Discover files associated with our first selected dataset

```{r}
selected_files <-
    left_join(
        african_american_female |> select(dataset_id),
        files(db),
        by = "dataset_id"
    )
selected_files
```

The `filetype` column lists the type of each file. The cellxgene service
can be used to visualize *datasets* that have `CXG` files.

```{r, eval = FALSE}
selected_files |>
    filter(filetype == "CXG") |>
    slice(1) |> # visualize a single dataset
    datasets_visualize()
```

Visualization is an interactive process, so `datasets_visualize()`
will only open up to 5 browser tabs per call.

# File download and use

Datasets usually contain `CXG` (cellxgene visualization), `H5AD`
(files produced by the python AnnData module), and `Rds` (serialized
files produced by the _R_ Seurat package). There are no public parsers
for `CXG`, and the `Rds` files may be unreadable if the version of
Seurat used to create the file is different from the version used to
read the file. We therefore focus on the `H5AD` files. For
illustration, we download one of our selected files.

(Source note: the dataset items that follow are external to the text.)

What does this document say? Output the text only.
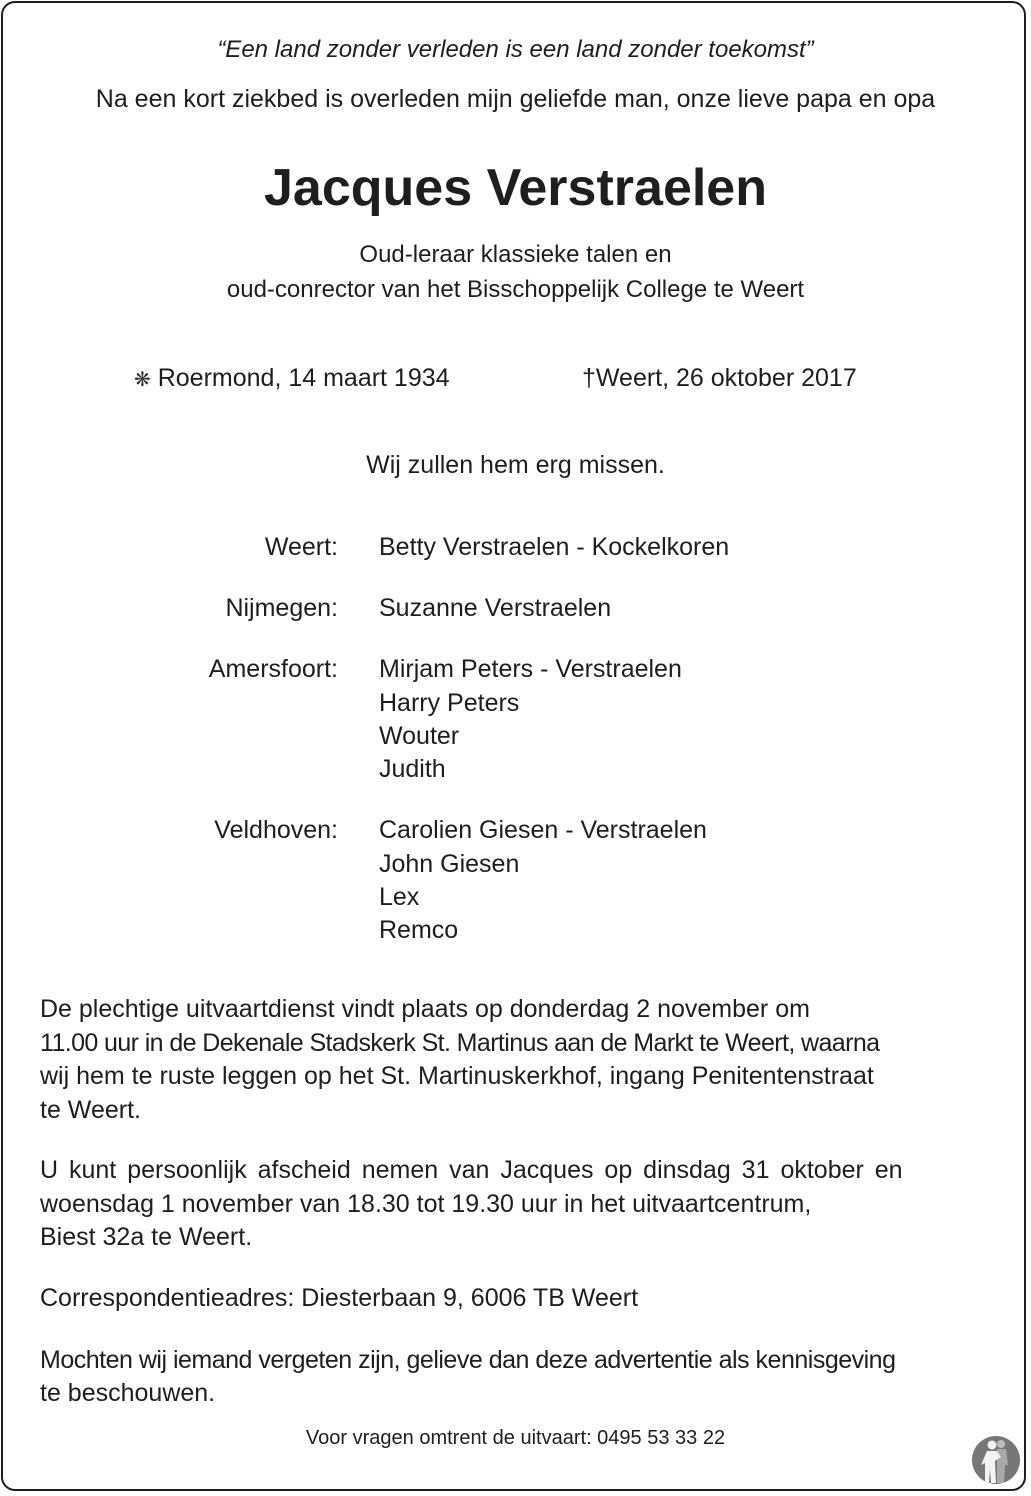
“Een land zonder verleden is een land zonder toekomst”
Na een kort ziekbed is overleden mijn geliefde man, onze lieve papa en opa
Jacques Verstraelen
Oud-leraar klassieke talen en
oud-conrector van het Bisschoppelijk College te Weert
❋ Roermond, 14 maart 1934	†Weert, 26 oktober 2017
Wij zullen hem erg missen.
Weert: Betty Verstraelen - Kockelkoren
Nijmegen: Suzanne Verstraelen
Amersfoort: Mirjam Peters - Verstraelen
Harry Peters
Wouter
Judith
Veldhoven: Carolien Giesen - Verstraelen
John Giesen
Lex
Remco
De plechtige uitvaartdienst vindt plaats op donderdag 2 november om
11.00 uur in de Dekenale Stadskerk St. Martinus aan de Markt te Weert, waarna
wij hem te ruste leggen op het St. Martinuskerkhof, ingang Penitentenstraat
te Weert.
U kunt persoonlijk afscheid nemen van Jacques op dinsdag 31 oktober en
woensdag 1 november van 18.30 tot 19.30 uur in het uitvaartcentrum,
Biest 32a te Weert.
Correspondentieadres: Diesterbaan 9, 6006 TB Weert
Mochten wij iemand vergeten zijn, gelieve dan deze advertentie als kennisgeving
te beschouwen.
Voor vragen omtrent de uitvaart: 0495 53 33 22
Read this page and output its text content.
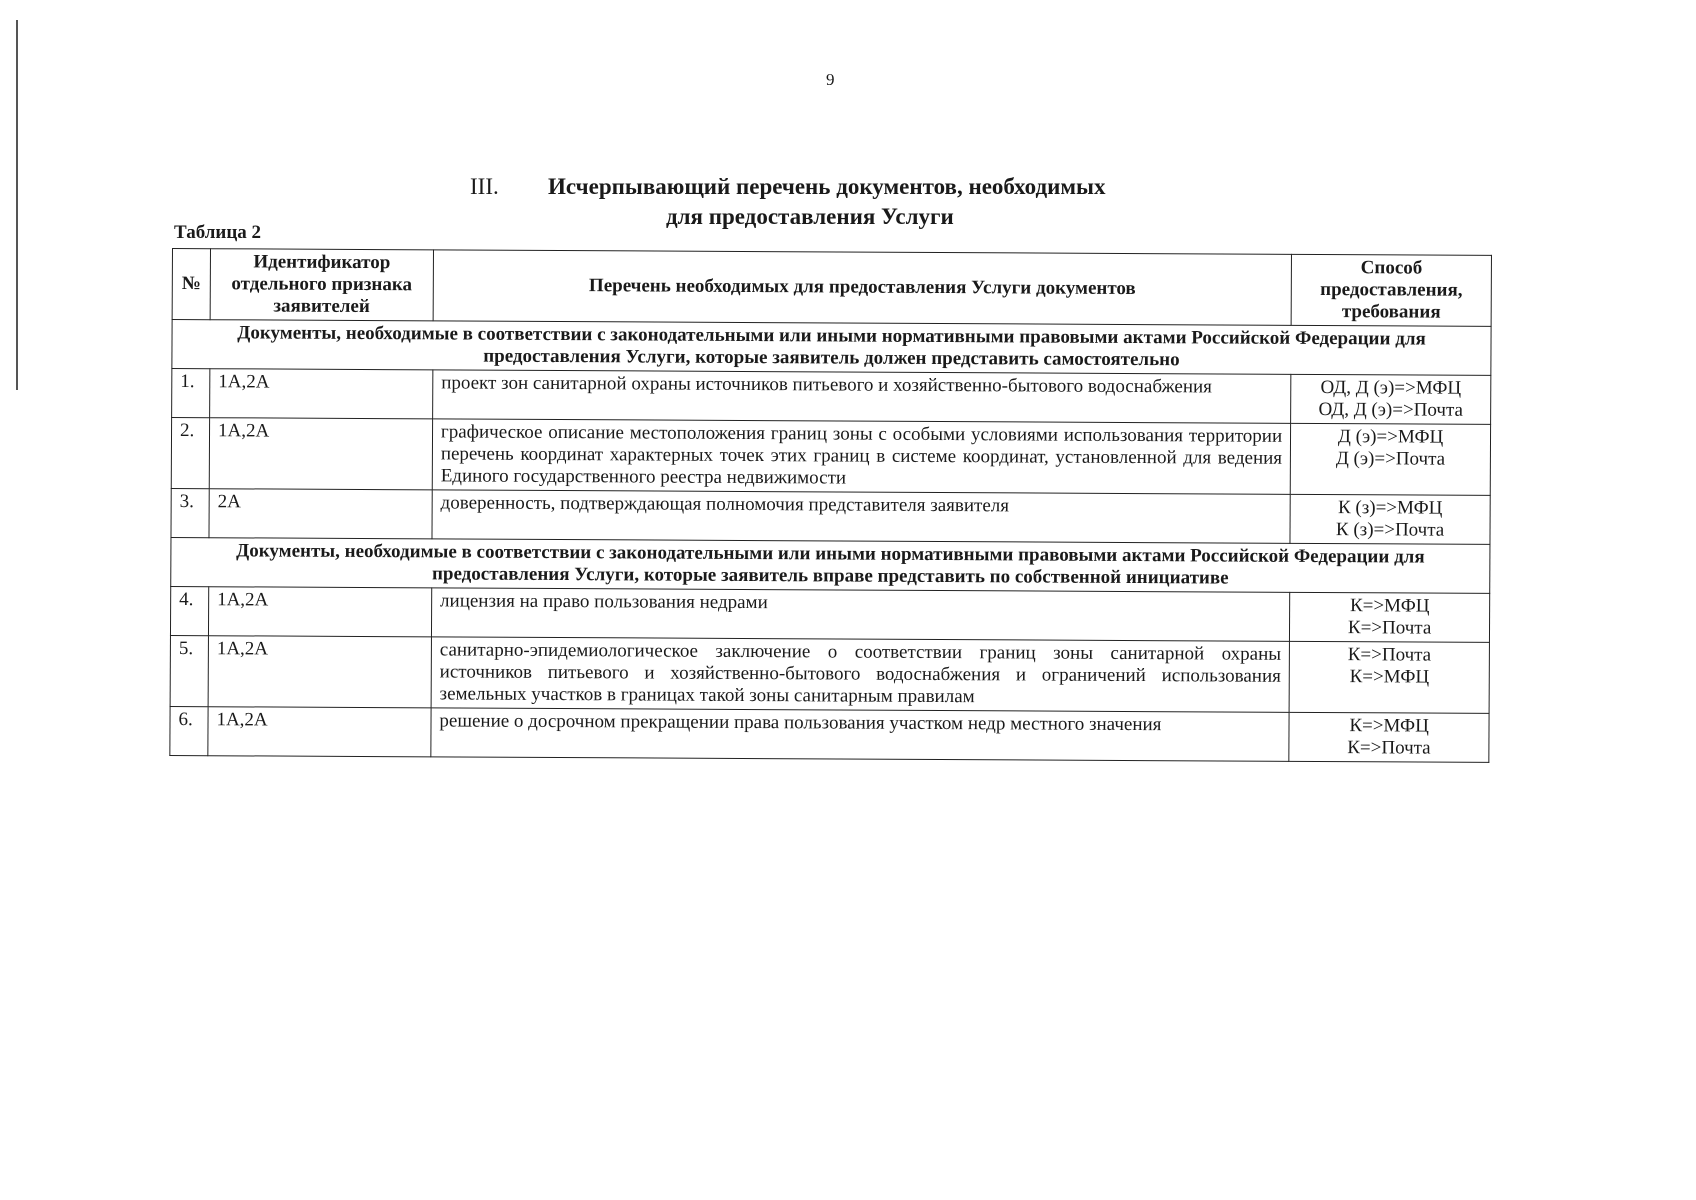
9
III. Исчерпывающий перечень документов, необходимых
для предоставления Услуги
Таблица 2
№	Идентификатор отдельного признака заявителей	Перечень необходимых для предоставления Услуги документов	Способ предоставления, требования
Документы, необходимые в соответствии с законодательными или иными нормативными правовыми актами Российской Федерации для предоставления Услуги, которые заявитель должен представить самостоятельно			
1.	1А,2А	проект зон санитарной охраны источников питьевого и хозяйственно-бытового водоснабжения	ОД, Д (э)=>МФЦ
ОД, Д (э)=>Почта

2.	1А,2А	графическое описание местоположения границ зоны с особыми условиями использования территории перечень координат характерных точек этих границ в системе координат, установленной для ведения Единого государственного реестра недвижимости	Д (э)=>МФЦ
Д (э)=>Почта

3.	2А	доверенность, подтверждающая полномочия представителя заявителя	К (з)=>МФЦ
К (з)=>Почта

Документы, необходимые в соответствии с законодательными или иными нормативными правовыми актами Российской Федерации для предоставления Услуги, которые заявитель вправе представить по собственной инициативе			
4.	1А,2А	лицензия на право пользования недрами	К=>МФЦ
К=>Почта

5.	1А,2А	санитарно-эпидемиологическое заключение о соответствии границ зоны санитарной охраны источников питьевого и хозяйственно-бытового водоснабжения и ограничений использования земельных участков в границах такой зоны санитарным правилам	К=>Почта
К=>МФЦ

6.	1А,2А	решение о досрочном прекращении права пользования участком недр местного значения	К=>МФЦ
К=>Почта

```{r local_file_from_dataset_id}
local_file <-
    selected_files |>
    filter(
        dataset_id == "de985818-285f-4f59-9dbd-d74968fddba3",
        filetype == "H5AD"
    ) |>
    files_download(dry.run = FALSE)
basename(local_file)
```

These are downloaded to a local cache (use the internal function
`cellxgenedp:::.cellxgenedb_cache_path()` for the location of the
cache), so the process is only time-consuming the first time.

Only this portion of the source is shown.